Tujuan pembangunan pelabuhan curah kering tersebut untuk mempercepat tingkat pengembalian modal atau internal rate of return (IRR) yang telah dibangun Hutama Karya.

Pembangunan tersebut untuk mempercepat perpindahan barang dari pelabuhan, selain itu membuka peluang pengembang untuk membangun perumahan atau gudang bisnis di area tersebut.

Hutama Karya (HK) sendiri telah melakukan investasi pada lahan seluas 20 ha di wilayah area pelabuhan curah kering tersebut, dengan menggandeng PTPN VII untuk menggunakan lahannya yang sudah tidak produktif lagi seluas 250 Ha.

Bintang Perbowo mengatakan akan ada dua ruas tol Trans Sumatera yang akan diresmikan pada akhir tahun 2019. "Penugasan Jalan Tol Trans Sumatera dapat selesai sesuai target, dua ruas akan diresmikan akhir tahun, mungkin November," kata Bintang.

Dua ruas tol tersebut adalah ruas tol Terbanggi Besar-Pematang-Panggang-Kayu Agung sepanjang 185 km dan ruas Pekanbaru-Dumai sepanjang 131 km. Manurut dia, untuk ruas tol Terbanggi Besar-Pematang-Panggang-Kayu Agung, direncanakan akan diresmikan langsung oleh Presiden Joko Widodo pada bulan September 2019.
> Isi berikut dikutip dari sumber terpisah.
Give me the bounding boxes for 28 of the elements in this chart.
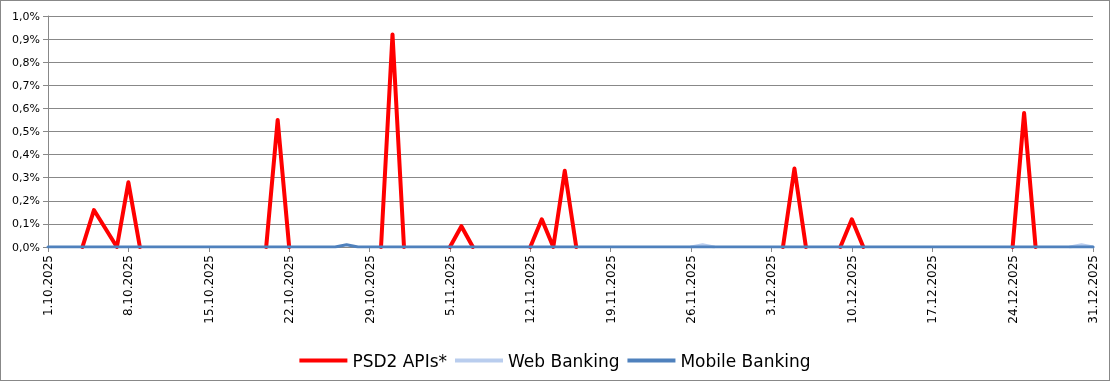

Pada bulan Maret Presiden telah meresmikan ruas tol Bakauheuni-Terbanggi Besar sepanjang 140 km. Kemudian untuk sisa 33 km dari ruas tersebut konsesinya dimiliki oleh pihak lain, namun dapat dioperasilkan pada akhir 2019 ini.

Dengan tersambungnya ruas Bakauheuni- Palembang maka waktu tempuh tersebut akan memakan waktu kurang lebih 4 jam dengan jarak 365 km. Sebelum adanya tol, waktu tempuh mencapai 12 jam.